Aunque mi familia experimentó aspectos de una cultura de prejuicios hacia las personas de color, me lamento cuánto tiempo me llevó comprender plenamente cuán injusto ha sido nuestro país hacia mis hermanos y hermanas de raza negra. ¿Cómo puede cualquier persona que profese amar y seguir al Salvador que murió por todos ser testigo de la injusticia oficial hacia algunos, y no ser movido a la acción?

¿Ahmaud Arbery y George Floyd? Estos son dos nombres entre otros demasiados.

Para muchos de nosotros que seguimos a Jesús, existe la triste tendencia de mirar a las atrocidades cometidas hacia otros con tristeza o lástima, y solo rara vez con genuina indignación. Pero aun nuestra empatía puede esconder un trasfondo perturbador: “Qué feo. Realmente feo. Pero al menos no me pasó a mí o a mis seres queridos”. Algo malo les pasó a ellos, pero no nos pasó a nosotros.

Y ese es exactamente el problema.

Durante demasiado tiempo hemos vivido con comodidad en las burbujas de “nosotros” y “ellos”. Y es por ello que hombres y mujeres de raza negra están muriendo en manos de los que tienen la tarea de protegernos A TODOS. Solo las cámaras de los teléfonos celulares han revelado la realidad de lo que está ocurriendo. Solo las protestas vigorosas y persistentes ante los funcionarios elegidos cuya tarea es estar a cargo de las fuerzas de seguridad producirá los cambios que demanda la justicia.

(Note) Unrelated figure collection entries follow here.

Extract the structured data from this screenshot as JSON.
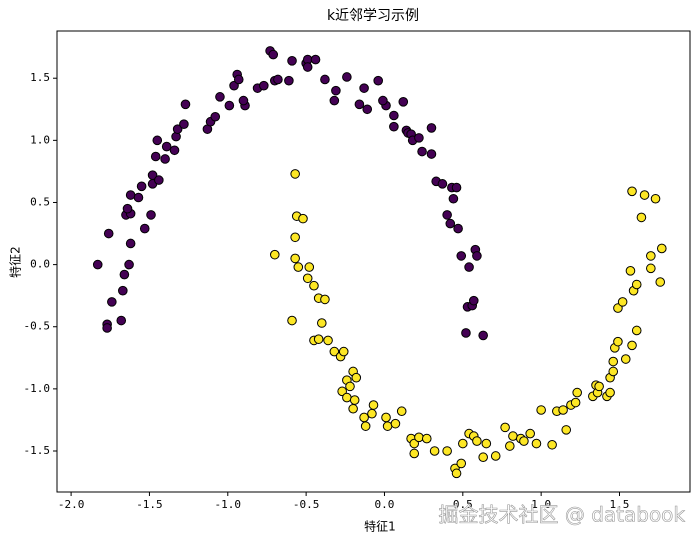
{
  "chart_data": {
    "type": "scatter",
    "title": "k近邻学习示例",
    "xlabel": "特征1",
    "ylabel": "特征2",
    "watermark": "掘金技术社区 @ databook",
    "xlim": [
      -2.09,
      1.95
    ],
    "ylim": [
      -1.83,
      1.88
    ],
    "xticks": [
      {
        "value": -2,
        "label": "-2.0"
      },
      {
        "value": -1.5,
        "label": "-1.5"
      },
      {
        "value": -1,
        "label": "-1.0"
      },
      {
        "value": -0.5,
        "label": "-0.5"
      },
      {
        "value": 0,
        "label": "0.0"
      },
      {
        "value": 0.5,
        "label": "0.5"
      },
      {
        "value": 1,
        "label": "1.0"
      },
      {
        "value": 1.5,
        "label": "1.5"
      }
    ],
    "yticks": [
      {
        "value": -1.5,
        "label": "-1.5"
      },
      {
        "value": -1,
        "label": "-1.0"
      },
      {
        "value": -0.5,
        "label": "-0.5"
      },
      {
        "value": 0,
        "label": "0.0"
      },
      {
        "value": 0.5,
        "label": "0.5"
      },
      {
        "value": 1,
        "label": "1.0"
      },
      {
        "value": 1.5,
        "label": "1.5"
      }
    ],
    "edgecolor": "#000000",
    "series": [
      {
        "color": "#440154",
        "x": [
          -1.83,
          -1.76,
          -1.74,
          -1.77,
          -1.77,
          -1.68,
          -1.67,
          -1.66,
          -1.63,
          -1.62,
          -1.65,
          -1.62,
          -1.64,
          -1.62,
          -1.57,
          -1.55,
          -1.53,
          -1.49,
          -1.48,
          -1.48,
          -1.44,
          -1.46,
          -1.45,
          -1.4,
          -1.39,
          -1.33,
          -1.32,
          -1.28,
          -1.34,
          -1.27,
          -1.13,
          -1.11,
          -1.08,
          -1.05,
          -0.99,
          -0.96,
          -0.94,
          -0.93,
          -0.89,
          -0.9,
          -0.81,
          -0.77,
          -0.73,
          -0.7,
          -0.71,
          -0.68,
          -0.61,
          -0.59,
          -0.5,
          -0.49,
          -0.44,
          -0.49,
          -0.38,
          -0.31,
          -0.32,
          -0.24,
          -0.16,
          -0.13,
          -0.11,
          -0.04,
          0.01,
          -0.01,
          0.06,
          0.06,
          0.12,
          0.14,
          0.15,
          0.17,
          0.18,
          0.22,
          0.24,
          0.3,
          0.3,
          0.33,
          0.37,
          0.4,
          0.42,
          0.44,
          0.43,
          0.46,
          0.47,
          0.49,
          0.53,
          0.54,
          0.56,
          0.57,
          0.58,
          0.59,
          0.52,
          0.63
        ],
        "values": [
          0,
          0.25,
          -0.3,
          -0.48,
          -0.51,
          -0.45,
          -0.21,
          -0.08,
          0,
          0.17,
          0.4,
          0.41,
          0.45,
          0.56,
          0.54,
          0.63,
          0.29,
          0.4,
          0.65,
          0.72,
          0.68,
          0.87,
          1,
          0.85,
          0.95,
          1.03,
          1.09,
          1.13,
          0.92,
          1.29,
          1.09,
          1.15,
          1.19,
          1.35,
          1.28,
          1.44,
          1.53,
          1.49,
          1.28,
          1.32,
          1.42,
          1.44,
          1.72,
          1.48,
          1.69,
          1.49,
          1.48,
          1.64,
          1.62,
          1.65,
          1.65,
          1.59,
          1.49,
          1.4,
          1.32,
          1.51,
          1.29,
          1.42,
          1.25,
          1.48,
          1.28,
          1.32,
          1.2,
          1.11,
          1.31,
          1.08,
          1.06,
          1.05,
          1,
          1.02,
          0.91,
          1.1,
          0.89,
          0.67,
          0.65,
          0.4,
          0.33,
          0.53,
          0.62,
          0.62,
          0.29,
          0.07,
          -0.34,
          -0.02,
          -0.33,
          -0.29,
          0.12,
          0.07,
          -0.55,
          -0.57
        ]
      },
      {
        "color": "#fde725",
        "x": [
          -0.7,
          -0.59,
          -0.57,
          -0.57,
          -0.57,
          -0.56,
          -0.52,
          -0.55,
          -0.48,
          -0.49,
          -0.45,
          -0.42,
          -0.38,
          -0.4,
          -0.45,
          -0.42,
          -0.36,
          -0.32,
          -0.28,
          -0.26,
          -0.24,
          -0.2,
          -0.22,
          -0.18,
          -0.27,
          -0.24,
          -0.2,
          -0.19,
          -0.13,
          -0.12,
          -0.07,
          -0.08,
          0.01,
          0.02,
          0.07,
          0.11,
          0.17,
          0.19,
          0.19,
          0.22,
          0.27,
          0.32,
          0.4,
          0.45,
          0.46,
          0.49,
          0.5,
          0.54,
          0.57,
          0.59,
          0.63,
          0.65,
          0.71,
          0.77,
          0.82,
          0.8,
          0.87,
          0.89,
          0.93,
          0.97,
          1,
          1.07,
          1.1,
          1.14,
          1.16,
          1.19,
          1.22,
          1.23,
          1.33,
          1.35,
          1.36,
          1.37,
          1.42,
          1.44,
          1.44,
          1.46,
          1.46,
          1.47,
          1.49,
          1.49,
          1.52,
          1.54,
          1.58,
          1.59,
          1.57,
          1.61,
          1.61,
          1.64,
          1.58,
          1.66,
          1.73,
          1.7,
          1.7,
          1.76,
          1.77
        ],
        "values": [
          0.08,
          -0.45,
          0.73,
          0.22,
          0.05,
          0.39,
          0.37,
          -0.02,
          -0.02,
          -0.11,
          -0.17,
          -0.27,
          -0.28,
          -0.47,
          -0.61,
          -0.6,
          -0.61,
          -0.7,
          -0.74,
          -0.7,
          -0.93,
          -0.86,
          -0.98,
          -0.91,
          -1.02,
          -1.07,
          -1.16,
          -1.09,
          -1.23,
          -1.3,
          -1.13,
          -1.2,
          -1.23,
          -1.3,
          -1.28,
          -1.18,
          -1.4,
          -1.44,
          -1.52,
          -1.39,
          -1.4,
          -1.5,
          -1.5,
          -1.64,
          -1.68,
          -1.6,
          -1.44,
          -1.36,
          -1.38,
          -1.42,
          -1.55,
          -1.44,
          -1.54,
          -1.31,
          -1.38,
          -1.46,
          -1.4,
          -1.42,
          -1.36,
          -1.44,
          -1.17,
          -1.45,
          -1.18,
          -1.17,
          -1.33,
          -1.13,
          -1.11,
          -1.03,
          -1.06,
          -0.97,
          -1.03,
          -0.98,
          -1.06,
          -1.03,
          -0.91,
          -0.86,
          -0.78,
          -0.67,
          -0.62,
          -0.35,
          -0.3,
          -0.76,
          -0.65,
          -0.21,
          -0.05,
          -0.16,
          -0.53,
          0.38,
          0.59,
          0.56,
          0.53,
          -0.03,
          0.07,
          -0.14,
          0.13
        ]
      }
    ]
  }
}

Levántense, todos los que dicen ser hijos e hijas del Padre Celestial. No hay “nosotros” y “ellos” si Jesús es un Salvador para todos. Lo que le sucedió a Ahmaud Arbery y George Floyd nos sucedió a todos nosotros, y nuestra respuesta tiene que ir mucho más allá de los pensamientos tristes y las oraciones débiles.

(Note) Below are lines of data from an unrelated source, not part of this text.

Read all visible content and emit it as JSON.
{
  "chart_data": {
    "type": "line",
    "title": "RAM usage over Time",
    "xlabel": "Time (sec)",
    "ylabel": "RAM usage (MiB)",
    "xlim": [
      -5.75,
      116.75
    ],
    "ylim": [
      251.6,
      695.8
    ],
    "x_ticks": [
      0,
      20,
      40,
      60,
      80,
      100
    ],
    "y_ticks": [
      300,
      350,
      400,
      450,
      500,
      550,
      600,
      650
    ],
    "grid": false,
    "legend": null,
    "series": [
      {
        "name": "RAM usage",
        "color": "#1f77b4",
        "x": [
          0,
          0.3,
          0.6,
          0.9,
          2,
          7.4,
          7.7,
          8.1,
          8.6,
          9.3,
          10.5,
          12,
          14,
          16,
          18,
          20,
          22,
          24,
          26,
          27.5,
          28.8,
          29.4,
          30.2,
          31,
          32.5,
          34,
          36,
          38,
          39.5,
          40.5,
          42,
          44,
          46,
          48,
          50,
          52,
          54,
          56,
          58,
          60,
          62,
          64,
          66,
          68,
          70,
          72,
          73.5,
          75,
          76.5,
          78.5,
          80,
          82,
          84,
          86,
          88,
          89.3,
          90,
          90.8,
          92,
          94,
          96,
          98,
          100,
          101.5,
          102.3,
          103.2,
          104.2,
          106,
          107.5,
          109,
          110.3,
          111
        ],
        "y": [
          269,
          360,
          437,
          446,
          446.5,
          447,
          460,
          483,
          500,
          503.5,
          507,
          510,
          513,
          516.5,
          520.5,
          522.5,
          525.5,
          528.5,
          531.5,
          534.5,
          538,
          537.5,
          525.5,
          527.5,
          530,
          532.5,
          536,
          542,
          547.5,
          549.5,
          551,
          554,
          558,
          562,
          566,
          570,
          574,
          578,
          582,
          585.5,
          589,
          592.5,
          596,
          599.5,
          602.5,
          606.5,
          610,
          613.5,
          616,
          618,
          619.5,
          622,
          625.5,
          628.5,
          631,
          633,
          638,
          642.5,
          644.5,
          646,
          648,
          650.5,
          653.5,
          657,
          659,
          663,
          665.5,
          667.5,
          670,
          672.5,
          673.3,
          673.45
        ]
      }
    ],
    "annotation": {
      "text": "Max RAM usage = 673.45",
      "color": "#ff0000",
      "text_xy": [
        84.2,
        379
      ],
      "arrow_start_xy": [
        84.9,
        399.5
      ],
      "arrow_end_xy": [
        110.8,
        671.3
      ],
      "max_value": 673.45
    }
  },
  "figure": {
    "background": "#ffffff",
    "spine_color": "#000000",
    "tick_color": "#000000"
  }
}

¿Por qué es que tenemos que orar, honestamente? Por el valor de enfrentar el prejuicio en nuestro propio corazón; por el valor de trabajar junto a nuestros hermanos y hermanas de raza negra para pisotear la maldad del racismo en nuestra cultura. Cristo nos ha estado llamando a amar a nuestro prójimo como a nosotros mismos durante más de dos mil años.

“Señor Jesús, quita cualquier vestigio de racismo —o apatía— de nuestro corazón. Eso es. Amén”.

Wilona Karimabadi es editora asistente de Adventist Review y editora de KidsView, la revista para niños de Adventist Review.